Manca di fatto un sistema di regole e controlli sulla qualità dei carburanti meno inquinanti, si schiacciano e si precarizzano i rapporti con le gestioni degli impianti stradali di carburante, violando apertamente e in modo diffuso norme di settore sugli affidamenti e i diritti acquisiti, nel silenzio degli operatori strutturati e delle Istituzioni governative, MiSE in testa.
L’effetto sulla gestione economica della rete si manifestano estromettendo forzatamente le stesse gestioni dagli impianti per far posto all’automazione, spesso mascherata con operatori precari, ricorrendo ad una contrattualistica irrituale ed illegale, operando il dumping contrattuale per conseguire vantaggi competitivi impropri, con un effetto drammatico in termini di redditività e occupazione (-15.000 occupati negli ultimi cinque anni), che ha ridotto le gestioni rimaste sul lastrico.
A fronte di ciò dai confronti di Roma e Torino emerge che per rilanciare il settore e ridare legalità occorre riaffermare il rispetto delle regole del settore, a tutti i livelli, e dare spinta all’approvazione del DDL Concorrenza e alla razionalizzazione della rete.
Occorre partire dai contratti in affidamento e dalla negoziazione con le Parti Sociali, per giungere al diritto ad un prezzo di vendita equo e non discriminatorio, affermando nel contempo il diritto al riconoscimento condiviso di un margine necessario a sostenere la distribuzione carburanti, anche riducendo costi eccessivi e che impropriamente gravano sulle gestioni degli impianti – come le carte di credito e debito. Ciò potrà favorire uno sviluppo qualitativo e commerciale degli impianti e intensificare l’azione di contrasto dell’illegalità della pratica di concorrenza sleale e di controllo della qualità certificata dei prodotti immessi al consumo.

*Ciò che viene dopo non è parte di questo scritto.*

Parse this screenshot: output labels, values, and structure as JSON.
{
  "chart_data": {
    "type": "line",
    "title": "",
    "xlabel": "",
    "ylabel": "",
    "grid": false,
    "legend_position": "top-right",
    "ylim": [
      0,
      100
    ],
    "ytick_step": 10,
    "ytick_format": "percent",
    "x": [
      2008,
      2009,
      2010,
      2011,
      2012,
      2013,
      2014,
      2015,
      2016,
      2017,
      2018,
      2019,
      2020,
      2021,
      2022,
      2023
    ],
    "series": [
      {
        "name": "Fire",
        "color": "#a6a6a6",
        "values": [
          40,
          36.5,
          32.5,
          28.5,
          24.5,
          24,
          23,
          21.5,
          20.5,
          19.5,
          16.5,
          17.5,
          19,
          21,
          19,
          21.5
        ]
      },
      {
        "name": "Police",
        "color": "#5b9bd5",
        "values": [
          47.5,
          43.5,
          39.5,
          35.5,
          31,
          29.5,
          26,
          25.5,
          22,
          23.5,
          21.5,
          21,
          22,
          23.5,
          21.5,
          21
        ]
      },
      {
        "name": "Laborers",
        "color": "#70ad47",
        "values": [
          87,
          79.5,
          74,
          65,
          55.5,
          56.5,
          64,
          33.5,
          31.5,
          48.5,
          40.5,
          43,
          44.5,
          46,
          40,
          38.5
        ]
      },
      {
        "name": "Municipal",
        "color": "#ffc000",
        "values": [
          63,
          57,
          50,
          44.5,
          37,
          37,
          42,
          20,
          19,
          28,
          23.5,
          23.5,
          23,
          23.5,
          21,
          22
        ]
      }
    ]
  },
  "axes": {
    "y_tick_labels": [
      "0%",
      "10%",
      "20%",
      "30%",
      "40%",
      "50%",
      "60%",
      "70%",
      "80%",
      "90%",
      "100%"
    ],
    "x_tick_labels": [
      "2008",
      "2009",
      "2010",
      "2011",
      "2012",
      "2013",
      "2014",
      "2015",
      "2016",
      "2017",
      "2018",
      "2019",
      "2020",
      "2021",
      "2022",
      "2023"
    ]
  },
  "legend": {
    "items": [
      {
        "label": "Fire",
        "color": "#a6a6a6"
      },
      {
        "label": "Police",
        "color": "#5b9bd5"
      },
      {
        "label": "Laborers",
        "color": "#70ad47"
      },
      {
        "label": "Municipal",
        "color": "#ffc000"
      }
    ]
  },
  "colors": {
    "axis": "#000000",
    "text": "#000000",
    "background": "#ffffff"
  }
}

Si delinea in questo processo la necessità di favorire cicli di strutturazione dei soggetti imprenditoriali che operano nel settore, favorendo anche forme di aggregazione per produrre economie di scala, anche gestionali e l’incentivazione al ricorso all’introduzione di prodotti più ecologici che consentano di contribuire a contrastare l’inquinamento urbano.
Come si comprende dalle conclusioni dei diversi momenti convegnistici, osservati dal nostro punto di vista, risalta in modo inequivocabile una latitanza prolungata delle Istituzioni governative.
Da ciò Faib fa discendere la necessità di aprire subito una vertenza nazionale unitaria delle Associazioni dei gestori con il Governo, sostenuta con azioni di mobilitazione sul territorio, assemblee pubbliche, manifestazioni, finalizzata ad aprire un Tavolo di crisi in cui affrontare le varie problematiche evidenziate con tutta la filiera a partire da Unione Petrolifera e da Assopetroli.